L’histoire du Congo a maintes fois été marquée par la présence d’entreprises et d’élites politiques désireuses de profiter d’une crise pour exploiter les ressources naturelles du pays à huis clos, aux dépens de la population et de l’habitat naturel. Il est aujourd’hui crucial de garantir la transparence des contrats conclus dans le secteur des ressources naturelles de la RDC.

La République démocratique du Congo reste l’un des pays les plus pauvres de la planète, se classant 176ème sur 187 pays d’après le dernier Indice de développement humain calculé par l’ONU. L’année dernière, on y a enregistré le nombre le plus élevé de personnes déplacées internes d’Afrique, près de 2,2 millions de personnes ayant été forcées de quitter leur domicile. En outre, le pays est actuellement en proie à une épidémie d’Ébola et le risque de famine et de conflit est imminent.
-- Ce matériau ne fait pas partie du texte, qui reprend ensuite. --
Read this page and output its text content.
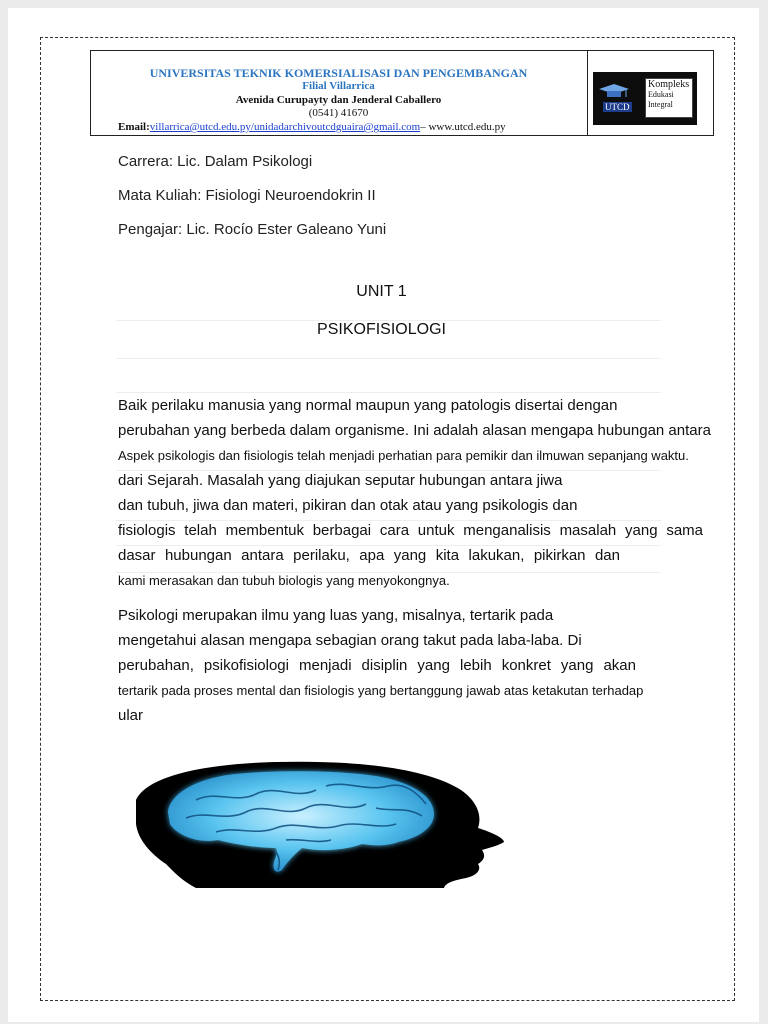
UNIVERSITAS TEKNIK KOMERSIALISASI DAN PENGEMBANGAN

Filial Villarrica

Avenida Curupayty dan Jenderal Caballero

(0541) 41670

Email:villarrica@utcd.edu.py/unidadarchivoutcdguaira@gmail.com– www.utcd.edu.py

UTCD
Kompleks
Edukasi
Integral

Carrera: Lic. Dalam Psikologi

Mata Kuliah: Fisiologi Neuroendokrin II

Pengajar: Lic. Rocío Ester Galeano Yuni

UNIT 1

PSIKOFISIOLOGI

Baik perilaku manusia yang normal maupun yang patologis disertai dengan

perubahan yang berbeda dalam organisme. Ini adalah alasan mengapa hubungan antara

Aspek psikologis dan fisiologis telah menjadi perhatian para pemikir dan ilmuwan sepanjang waktu.

dari Sejarah. Masalah yang diajukan seputar hubungan antara jiwa

dan tubuh, jiwa dan materi, pikiran dan otak atau yang psikologis dan

fisiologis telah membentuk berbagai cara untuk menganalisis masalah yang sama

dasar hubungan antara perilaku, apa yang kita lakukan, pikirkan dan

kami merasakan dan tubuh biologis yang menyokongnya.

Psikologi merupakan ilmu yang luas yang, misalnya, tertarik pada

mengetahui alasan mengapa sebagian orang takut pada laba-laba. Di

perubahan, psikofisiologi menjadi disiplin yang lebih konkret yang akan

tertarik pada proses mental dan fisiologis yang bertanggung jawab atas ketakutan terhadap

ular
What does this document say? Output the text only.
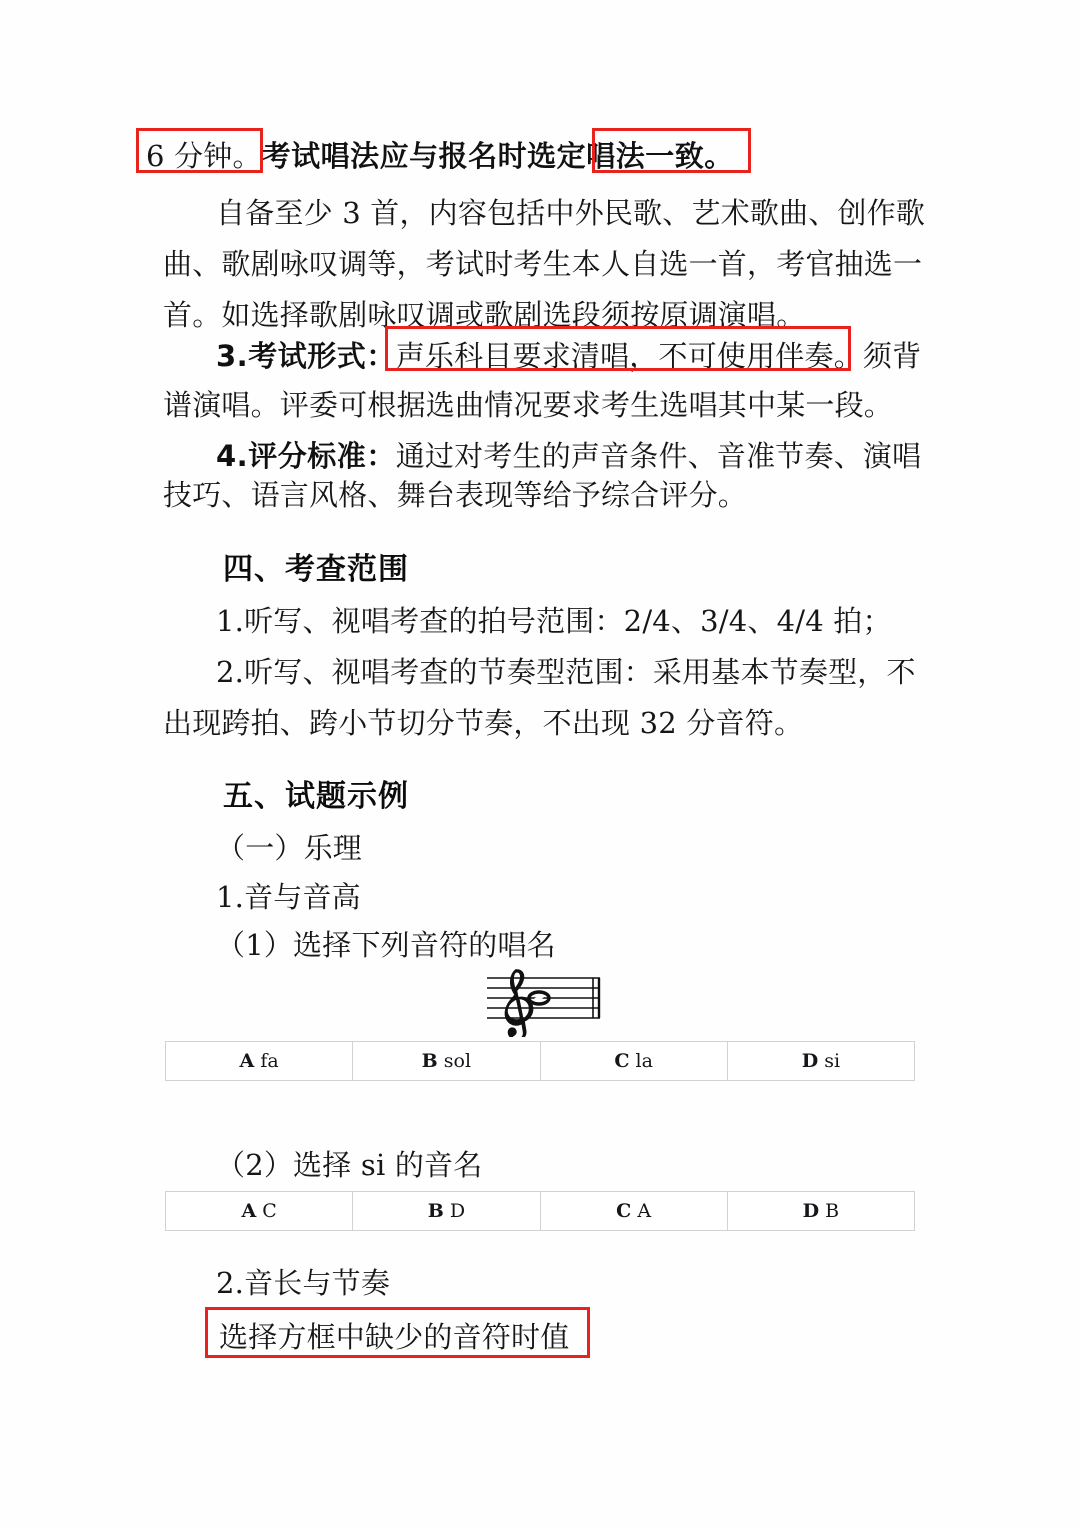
6 分钟。考试唱法应与报名时选定唱法一致。
自备至少 3 首，内容包括中外民歌、艺术歌曲、创作歌
曲、歌剧咏叹调等，考试时考生本人自选一首，考官抽选一
首。如选择歌剧咏叹调或歌剧选段须按原调演唱。
3.考试形式：声乐科目要求清唱，不可使用伴奏。须背
谱演唱。评委可根据选曲情况要求考生选唱其中某一段。
4.评分标准：通过对考生的声音条件、音准节奏、演唱
技巧、语言风格、舞台表现等给予综合评分。
四、考查范围
1.听写、视唱考查的拍号范围：2/4、3/4、4/4 拍；
2.听写、视唱考查的节奏型范围：采用基本节奏型，不
出现跨拍、跨小节切分节奏，不出现 32 分音符。
五、试题示例
（一）乐理
1.音与音高
（1）选择下列音符的唱名
A fa	B sol	C la	D si
（2）选择 si 的音名
A C	B D	C A	D B
2.音长与节奏
选择方框中缺少的音符时值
Dans un contexte aussi difficile, et l’économie du pays étant quasiment tributaire du secteur des ressources naturelles en termes de revenus d’exportation, il est crucial que les contrats conclus dans ce secteur soient transparents et que les bénéfices qui en sont retirés profitent à la population congolaise.

Par ailleurs, le climat politique en RDC est actuellement très tendu, l’élection présidentielle prévue pour novembre 2016 ayant été retardée à plusieurs reprises, provoquant un mouvement de contestation généralisé. Des conflits ont de nouveau éclaté à travers le pays, et d’autres sont même apparus dans une région jusque-là pacifique. Le Président Kabila s’est maintenu au pouvoir au-delà des deux mandats autorisés par la constitution congolaise, qu’il n’a d’ailleurs pas exclu de réviser afin de supprimer la limitation du nombre de mandats et, ainsi, de pouvoir se présenter une troisième fois.

La crise politique qui sévit en RDC est susceptible d’empirer à l’approche de la nouvelle échéance électorale fixée au mois de décembre 2018. Dans un tel climat, l’ouverture du parc national de la Salonga National à l’exploration pétrolière suggère que le régime de Kabila pourrait chercher à extraire des revenus supplémentaires à partir des ressources naturelles du pays en ces temps d’instabilité – peut-être afin d’amasser un trésor de guerre financier à l’approche des élections.

Nos principales recommandations

À la lumière de notre enquête [hyperlink to download], nous appelons les acteurs pertinents à prendre les mesures suivantes :

  • La COMICO devrait s’engager à rester en dehors du parc national de la Salonga et à divulguer la liste complète de ses propriétaires réels, à savoir l’identité de tous ses propriétaires actuels et depuis 2006.
  • Le gouvernement congolais devrait publier le contrat qu’il a conclu avec la COMICO, conformément à la loi sur les hydrocarbures, ainsi que tous les paiements que la compagnie a adressés au gouvernement congolais.
  • Les gouvernements d’autres États devraient cesser d’attribuer des contrats relatifs à l’exploitation des ressources naturelles dans des écosystèmes fragiles, et l’intégrité des sites classés au patrimoine mondial de l’UNESCO devrait être respectée et préservée.
  • La RDC devrait annuler tous les blocs pétroliers qui empiètent sur ou sont adjacents à des zones protégées et des parcs nationaux.